One of the most moving eulogies was given by Clinton who said Kohl was dedicated to creating a world in which no one dominated. “Helmut Kohl gave us the chance to be involved in something bigger than ourselves, bigger than our terms in office and bigger than our fleeting careers,” Clinton said.
He added, „Sleep well my friend, the greatest gift you left us is the lessons, the things that matter most in life, is what we leave our children, the freedom, the peace, the security, to build our own prosperity, to chase our own dreams and to believe they can be very big, while lifting up not tearing down. You did a good job with your life. And those of us, who shared it, loved you for it. Thank you!”
“Helmut Kohl was a German patriot and a European patriot,” said Juncker, a former Luxembourg prime minister and close friend of Kohl, said in his tribute. “We’ve lost a giant of the post-war era.”
“He was the architect of the world order,” said Medvedev of Kohl, who skilfully negotiated reunification with communist East Germany with former Soviet leader Mikhail Gorbachev. “In Russia, we’ll remember him as our friend — a wise and sincere person.”

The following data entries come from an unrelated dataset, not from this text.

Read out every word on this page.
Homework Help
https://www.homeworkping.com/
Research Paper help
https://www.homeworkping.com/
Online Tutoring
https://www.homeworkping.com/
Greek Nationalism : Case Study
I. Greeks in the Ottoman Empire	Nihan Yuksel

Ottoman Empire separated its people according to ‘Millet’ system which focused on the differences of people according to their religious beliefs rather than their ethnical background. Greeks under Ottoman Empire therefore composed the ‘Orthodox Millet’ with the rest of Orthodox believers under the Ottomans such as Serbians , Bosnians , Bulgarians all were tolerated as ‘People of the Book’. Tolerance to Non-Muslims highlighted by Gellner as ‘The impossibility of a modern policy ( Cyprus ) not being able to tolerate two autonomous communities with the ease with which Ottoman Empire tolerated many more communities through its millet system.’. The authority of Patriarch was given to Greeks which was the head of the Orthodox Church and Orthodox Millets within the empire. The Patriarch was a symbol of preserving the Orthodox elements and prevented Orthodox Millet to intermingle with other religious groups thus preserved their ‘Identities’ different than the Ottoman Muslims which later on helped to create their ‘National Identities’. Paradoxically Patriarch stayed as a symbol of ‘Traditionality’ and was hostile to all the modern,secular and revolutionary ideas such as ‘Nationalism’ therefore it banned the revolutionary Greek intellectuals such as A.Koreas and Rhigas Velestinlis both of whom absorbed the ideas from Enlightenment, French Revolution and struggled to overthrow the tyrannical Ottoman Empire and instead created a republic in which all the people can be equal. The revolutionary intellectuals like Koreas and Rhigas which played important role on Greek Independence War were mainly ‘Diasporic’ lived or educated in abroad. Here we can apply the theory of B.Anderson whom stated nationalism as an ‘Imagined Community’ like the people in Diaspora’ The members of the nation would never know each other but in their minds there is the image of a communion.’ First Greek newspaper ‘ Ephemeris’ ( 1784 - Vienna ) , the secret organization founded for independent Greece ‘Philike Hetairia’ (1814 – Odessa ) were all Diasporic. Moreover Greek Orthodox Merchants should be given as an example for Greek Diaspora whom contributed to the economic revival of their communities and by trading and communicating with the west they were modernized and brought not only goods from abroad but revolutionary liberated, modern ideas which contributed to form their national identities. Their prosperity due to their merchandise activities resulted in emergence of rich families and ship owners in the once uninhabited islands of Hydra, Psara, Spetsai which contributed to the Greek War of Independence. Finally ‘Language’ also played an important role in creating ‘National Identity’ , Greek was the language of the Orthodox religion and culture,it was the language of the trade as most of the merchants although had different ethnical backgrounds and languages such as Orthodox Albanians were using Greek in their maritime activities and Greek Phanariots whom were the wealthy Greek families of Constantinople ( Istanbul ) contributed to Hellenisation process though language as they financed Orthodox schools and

German Chancellor Angela Merkel, a former minister in Kohl’s government, also paid tribute to her mentor, insisting that it was up to today’s generation to guard his legacy.
“Many of the things, that we take for granted, can be traced back to him: the unification of Eastern and Western Europe, the single market, the removal of border controls between the member-countries of the EU, and that most of these countries have a single currency, the fact that the European Union in her present form exists at all, all these things are and will continue to be linked with his name materially,” she said.
The tribute in the European Parliament was the first of its kind to a political leader. Kohl’s casket was then flown by helicopter across the Rhine from Strasbourg to his hometown of Ludwigshafen, where his body was later carried in procession before being transported by riverboat to nearby Speyer – one of Germany’s oldest towns.
Hundreds of dignitaries attended his funeral in the Speyer Cathedral, where as a teenager Kohl found shelter from bombings during World War II. The resting place of many rulers of the Holy Roman Empire, it was seen by Kohl as a symbol of European unity.